Haham, parmağını sallar: “Seni uyardım, bu kafayla Tevrat’ın kelamını kavrayamazsın. Tevrat’ı anlamak için her olasılığı düşünmelisin.”
“Peki, peki” diye inler Papaz. “İzin ver, bir kez daha şansımı deneyeyim. Başka bir soru sor!”
“Son kez soruyorum” der, Haham: “İki adam, bir bacadan içeri düşerler. Biri temiz, öteki kirli çıkar. Hangisi gidip yıkanır?”
Papaz, “Artık her olasılığı biliyorum” deyip, bir solukta sıralar: “Eğer ayna yoksa, temiz kalan ötekini kirli görüp kendisinin de kirlendiğini düşünerek gider yıkanır.

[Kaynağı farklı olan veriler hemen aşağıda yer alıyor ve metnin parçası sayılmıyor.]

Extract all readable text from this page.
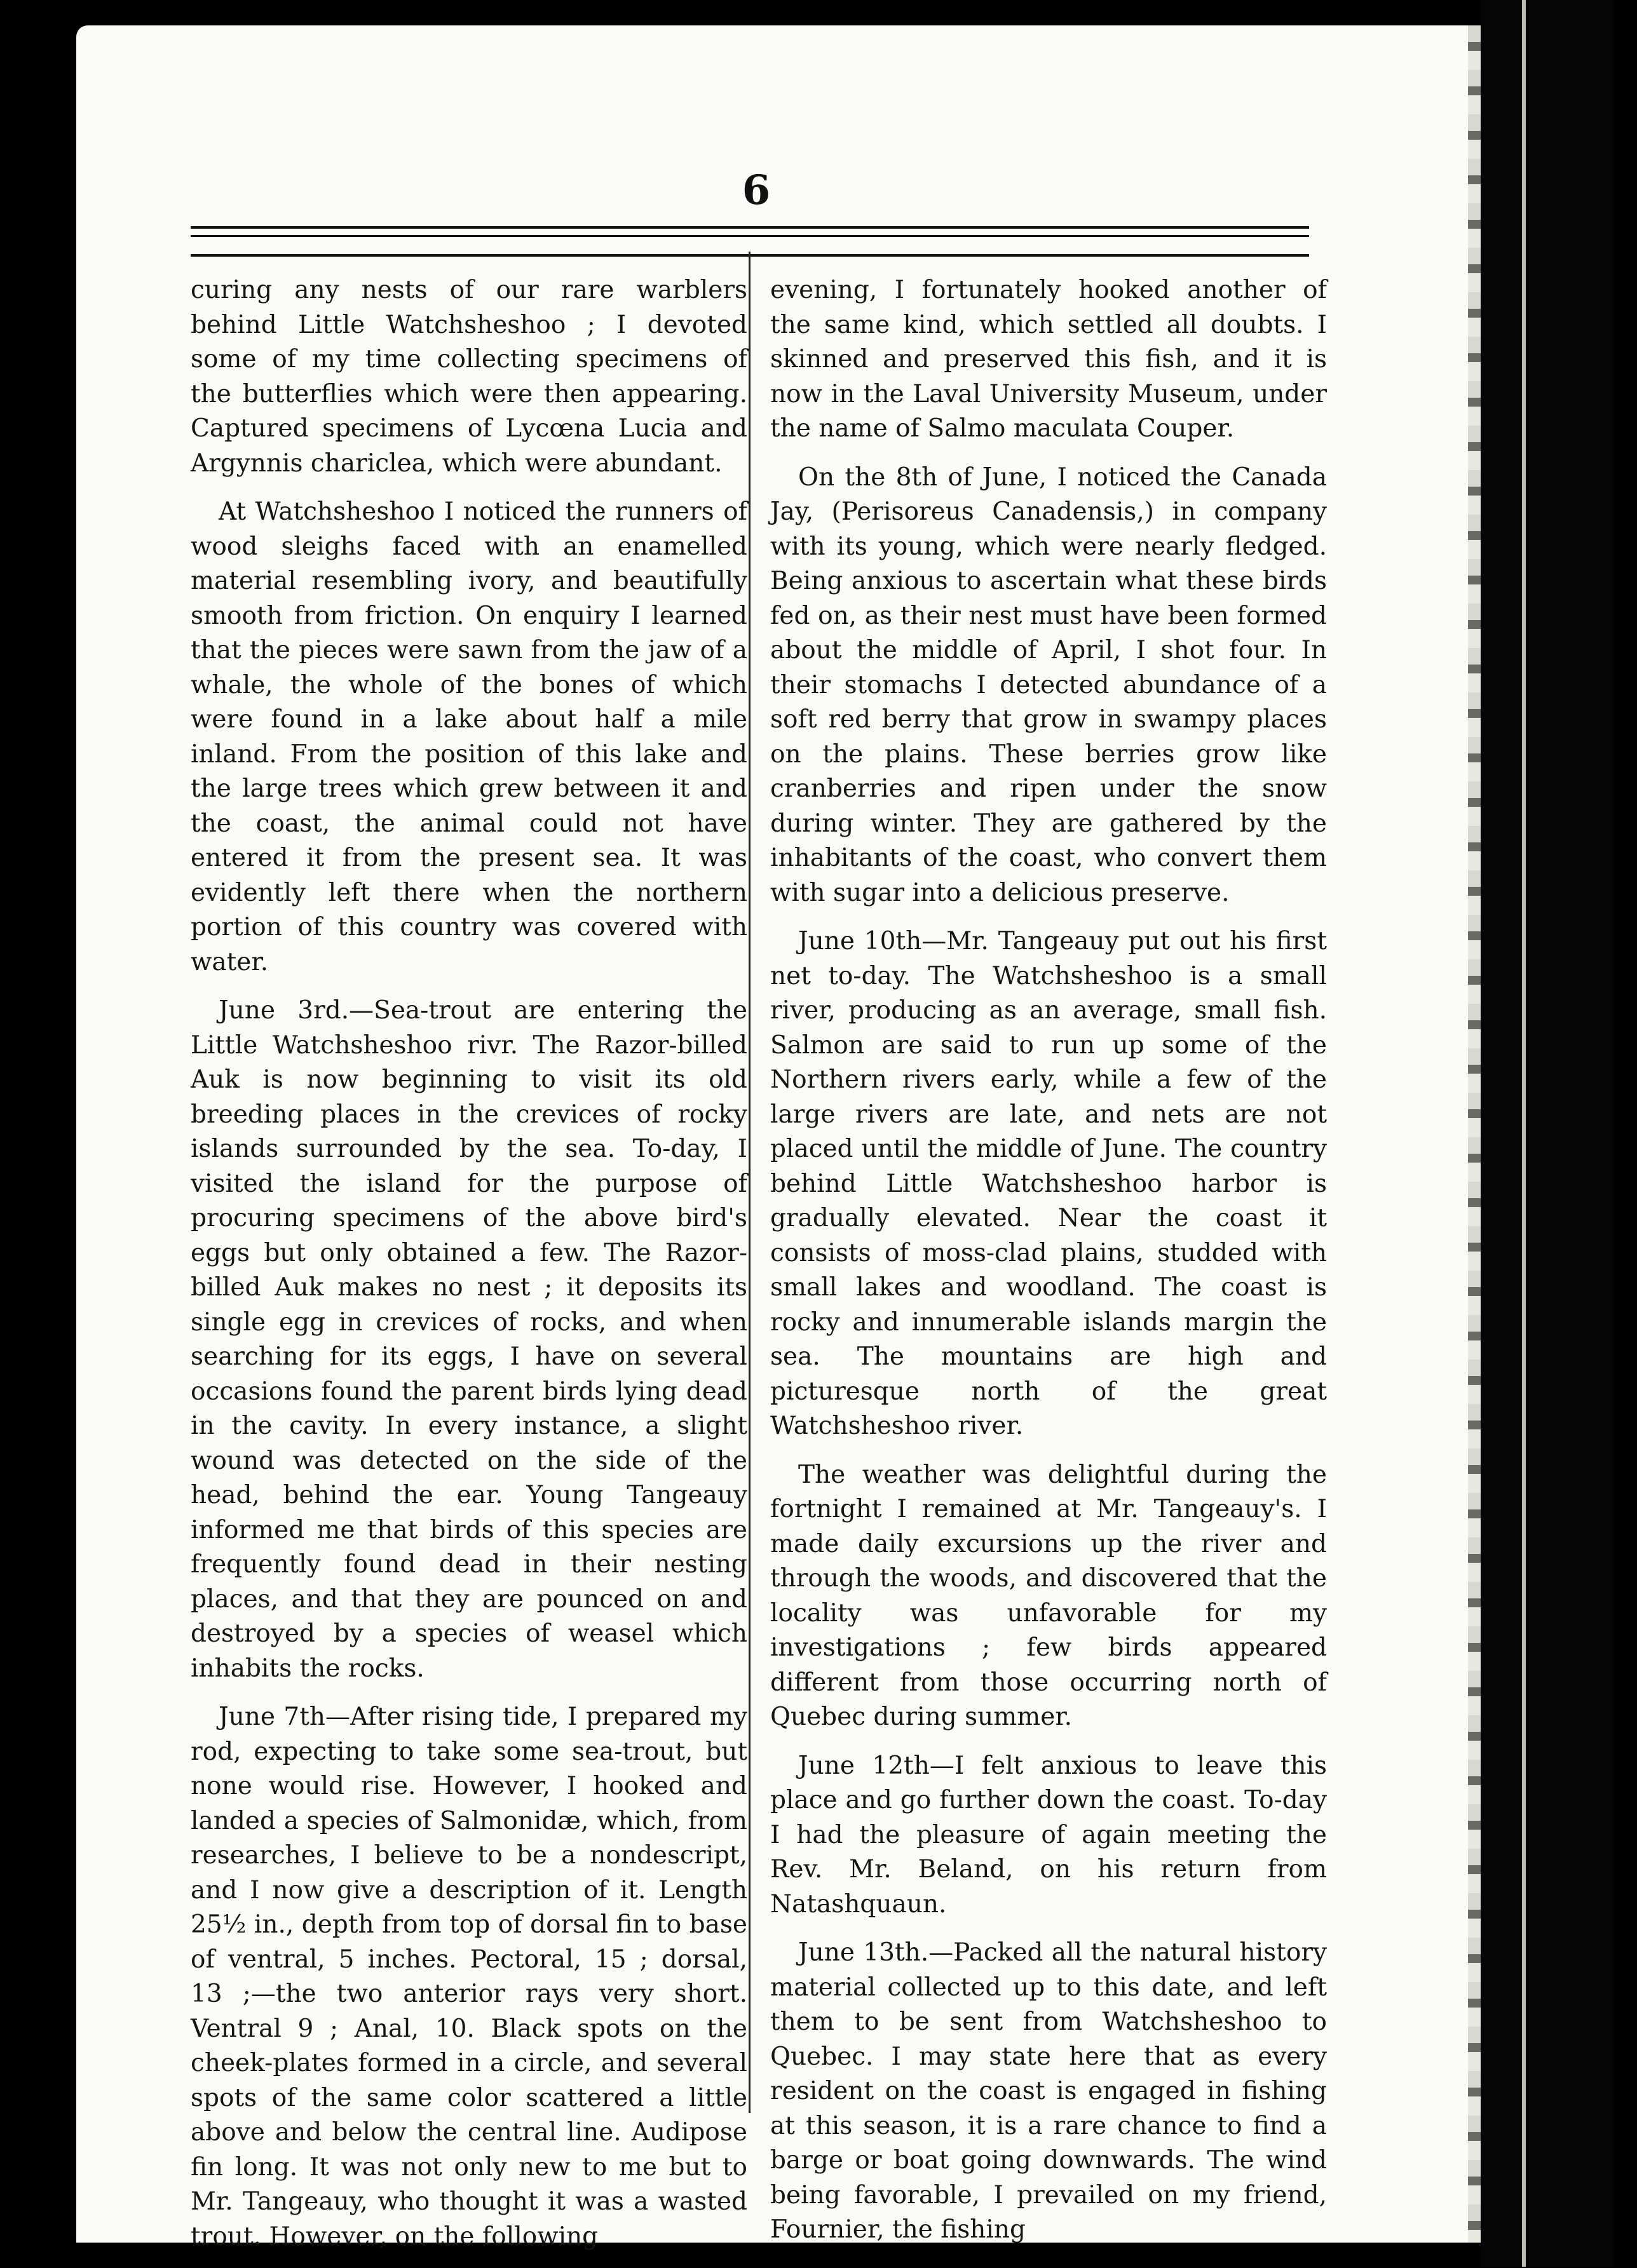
6

curing any nests of our rare warblers behind Little Watchsheshoo ; I devoted some of my time collecting specimens of the butterflies which were then appearing. Captured specimens of Lycœna Lucia and Argynnis chariclea, which were abundant.

At Watchsheshoo I noticed the runners of wood sleighs faced with an enamelled material resembling ivory, and beautifully smooth from friction. On enquiry I learned that the pieces were sawn from the jaw of a whale, the whole of the bones of which were found in a lake about half a mile inland. From the position of this lake and the large trees which grew between it and the coast, the animal could not have entered it from the present sea. It was evidently left there when the northern portion of this country was covered with water.

June 3rd.—Sea-trout are entering the Little Watchsheshoo rivr. The Razor-billed Auk is now beginning to visit its old breeding places in the crevices of rocky islands surrounded by the sea. To-day, I visited the island for the purpose of procuring specimens of the above bird's eggs but only obtained a few. The Razor-billed Auk makes no nest ; it deposits its single egg in crevices of rocks, and when searching for its eggs, I have on several occasions found the parent birds lying dead in the cavity. In every instance, a slight wound was detected on the side of the head, behind the ear. Young Tangeauy informed me that birds of this species are frequently found dead in their nesting places, and that they are pounced on and destroyed by a species of weasel which inhabits the rocks.

June 7th—After rising tide, I prepared my rod, expecting to take some sea-trout, but none would rise. However, I hooked and landed a species of Salmonidæ, which, from researches, I believe to be a nondescript, and I now give a description of it. Length 25½ in., depth from top of dorsal fin to base of ventral, 5 inches. Pectoral, 15 ; dorsal, 13 ;—the two anterior rays very short. Ventral 9 ; Anal, 10. Black spots on the cheek-plates formed in a circle, and several spots of the same color scattered a little above and below the central line. Audipose fin long. It was not only new to me but to Mr. Tangeauy, who thought it was a wasted trout. However, on the following

evening, I fortunately hooked another of the same kind, which settled all doubts. I skinned and preserved this fish, and it is now in the Laval University Museum, under the name of Salmo maculata Couper.

On the 8th of June, I noticed the Canada Jay, (Perisoreus Canadensis,) in company with its young, which were nearly fledged. Being anxious to ascertain what these birds fed on, as their nest must have been formed about the middle of April, I shot four. In their stomachs I detected abundance of a soft red berry that grow in swampy places on the plains. These berries grow like cranberries and ripen under the snow during winter. They are gathered by the inhabitants of the coast, who convert them with sugar into a delicious preserve.

June 10th—Mr. Tangeauy put out his first net to-day. The Watchsheshoo is a small river, producing as an average, small fish. Salmon are said to run up some of the Northern rivers early, while a few of the large rivers are late, and nets are not placed until the middle of June. The country behind Little Watchsheshoo harbor is gradually elevated. Near the coast it consists of moss-clad plains, studded with small lakes and woodland. The coast is rocky and innumerable islands margin the sea. The mountains are high and picturesque north of the great Watchsheshoo river.

The weather was delightful during the fortnight I remained at Mr. Tangeauy's. I made daily excursions up the river and through the woods, and discovered that the locality was unfavorable for my investigations ; few birds appeared different from those occurring north of Quebec during summer.

June 12th—I felt anxious to leave this place and go further down the coast. To-day I had the pleasure of again meeting the Rev. Mr. Beland, on his return from Natashquaun.

June 13th.—Packed all the natural history material collected up to this date, and left them to be sent from Watchsheshoo to Quebec. I may state here that as every resident on the coast is engaged in fishing at this season, it is a rare chance to find a barge or boat going downwards. The wind being favorable, I prevailed on my friend, Fournier, the fishing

Kirlenen temize bak ıp kirlenmediğini düşünerek, yıkanmaz. Eğer ayna varsa, temiz kalan aynaya bakıp temiz olduğunu görür, dolayısıyla yıkanmaz.
Kirlenen aynaya bakıp kirini gördüğü için yıkanır!”
Haham başını sallayıp, cık cık yapar: “N’ayır, sana söylemiştim, kafan Yahudi kafası değil, Tevrat’a basmaz!
Söyle bana, aynı bacadan içeri düşen iki adamdan birinin kirlenip, ötekinin temiz çıkması mümkün müdür?” >>

Küvette ki suyu boşaltman için size seçenekler sunulur, kova, tas, bardak gibi, düşünmeye başlarsınız hangisini kullanırsam daha hızlı ve sorunsuz masrafsız uğraşsız boşalır diye. Seçenekler verilmiştir ve düşünmeniz dahi sınırlanmıştır. Anlatılan ve sunulan seçenek ne kadar hoş ve kolay gibi görünse de aklına danış, gerekliyse düşün, analitik düşün, duygusal düşün, çözümsel düşün, mutlak ve mutlak kendi aklınla düşün, tıpayı çekmek en kolay en verimli yöntem olabilir.